その後、大阪にあるABC朝日放送の地上波テレビ番組「正義のミカタ」から出演依頼があり、11月19日にスタジオから生出演をすることになるのですが、これも出演依頼があったのは、16日の午後のことです。テレビ番組というのは概してこれくらい急な出演依頼が多いようです。翌日に電話とメールで番組内の担当ディレクターの方と打ち合わせと意見交換を行い、前日にはざっくりとした番組台本がメールで送られてきて、それを確認してから翌日早朝にスタジオ入り(番組は午前9時半放送開始)となりました。
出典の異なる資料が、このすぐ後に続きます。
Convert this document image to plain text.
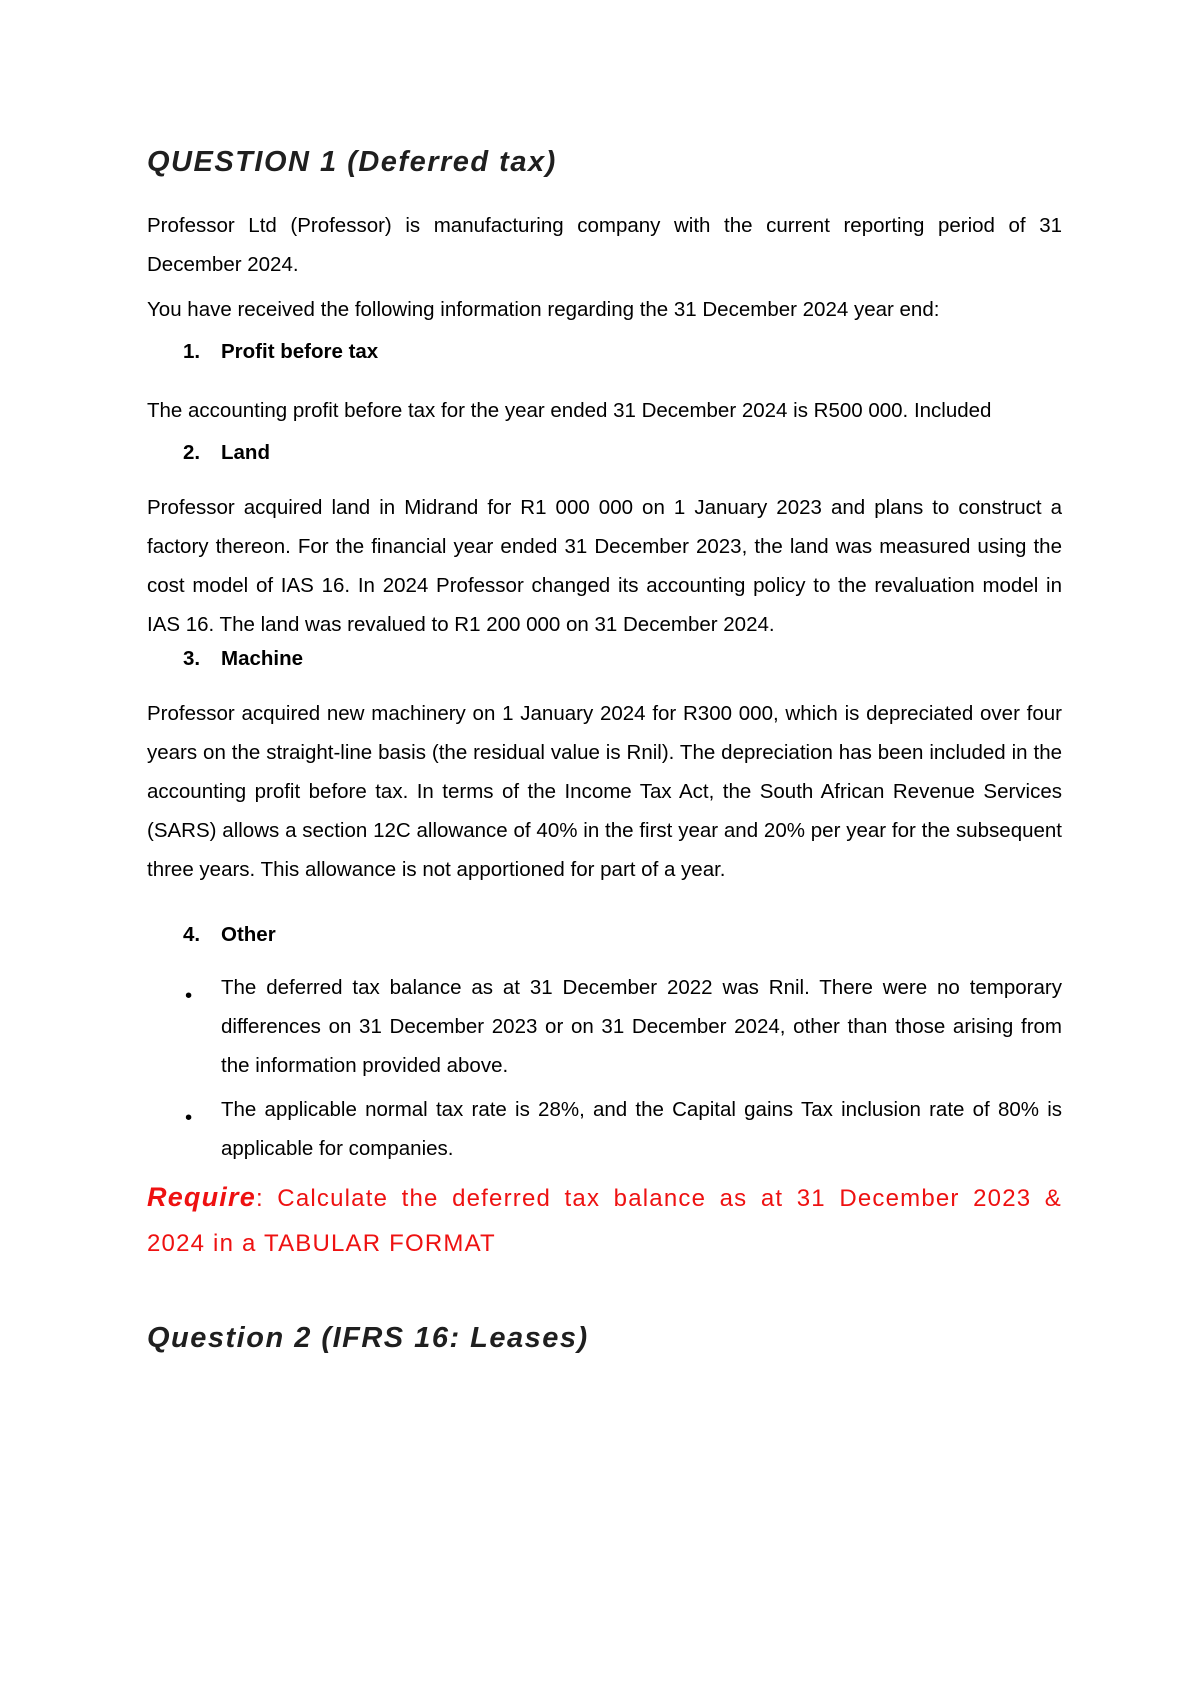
QUESTION 1 (Deferred tax)

Professor Ltd (Professor) is manufacturing company with the current reporting period of 31 December 2024.

You have received the following information regarding the 31 December 2024 year end:

1. Profit before tax

The accounting profit before tax for the year ended 31 December 2024 is R500 000. Included

2. Land

Professor acquired land in Midrand for R1 000 000 on 1 January 2023 and plans to construct a factory thereon. For the financial year ended 31 December 2023, the land was measured using the cost model of IAS 16. In 2024 Professor changed its accounting policy to the revaluation model in IAS 16. The land was revalued to R1 200 000 on 31 December 2024.

3. Machine

Professor acquired new machinery on 1 January 2024 for R300 000, which is depreciated over four years on the straight-line basis (the residual value is Rnil). The depreciation has been included in the accounting profit before tax. In terms of the Income Tax Act, the South African Revenue Services (SARS) allows a section 12C allowance of 40% in the first year and 20% per year for the subsequent three years. This allowance is not apportioned for part of a year.

4. Other
• The deferred tax balance as at 31 December 2022 was Rnil. There were no temporary differences on 31 December 2023 or on 31 December 2024, other than those arising from the information provided above.
• The applicable normal tax rate is 28%, and the Capital gains Tax inclusion rate of 80% is applicable for companies.
Require: Calculate the deferred tax balance as at 31 December 2023 & 2024 in a TABULAR FORMAT
Question 2 (IFRS 16: Leases)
恐らくこの出演の直前くらいだったと記憶していますが、Abemaニュースのレギュラーコメンテーターの方がツイッターで「AbemaのシーインのYouTube動画が削除されている」とツイートしておられたのをこの目で見ました。何ならそれをリツイートもしました。マイナンバーカードのトピックスも下着でUSJのトピックスもそのまま公式YouTubeチャンネルで公開されたままなのに、シーインのトピックスだけが完全に削除されていたのです。その時は「なにかまずいことを発言したかな?」と何やら申し訳ない気持ちになりました。

そして、11月19日当日早朝にスタジオ入りして、担当ディレクターと打ち合わせが始まりました。この番組はトピックスが3つか4つあり、それぞれのトピックスにゲストコメンテーターを迎えているというシステムで、自分はシーインのトピックス専用のゲストコメンテーターということなのですが、番組の冒頭から結末までずっと席にいなくてはなりません。ちなみに衣装は自前ですから、前日の夜にあれでもないこれでもないと2時間くらいかけて衣装を選びました。まあ、何を着てもそれほど変わらないと言われればそれまでなのですが。(笑)

当日、ゲストコメンテーターは広い控室に入り、それぞれが個々の担当ディレクターと打ち合わせをしてから、ザックリとしたリハーサル(所要時間10分ほど)を個々に行ってから本番になります。

本番前にディレクターと改めて確認した台本は、シーインへの表現がややマイルドになっていました。そのことに対して実のところあまり気にはならなかったのですが、ディレクターからは「上の方から表現はややマイルドにするようにという指導がありました」と謝罪がありました。そして、ディレクターは「南さんはシーインから目を付けられていますよ」と驚くべきことを教えてくれました。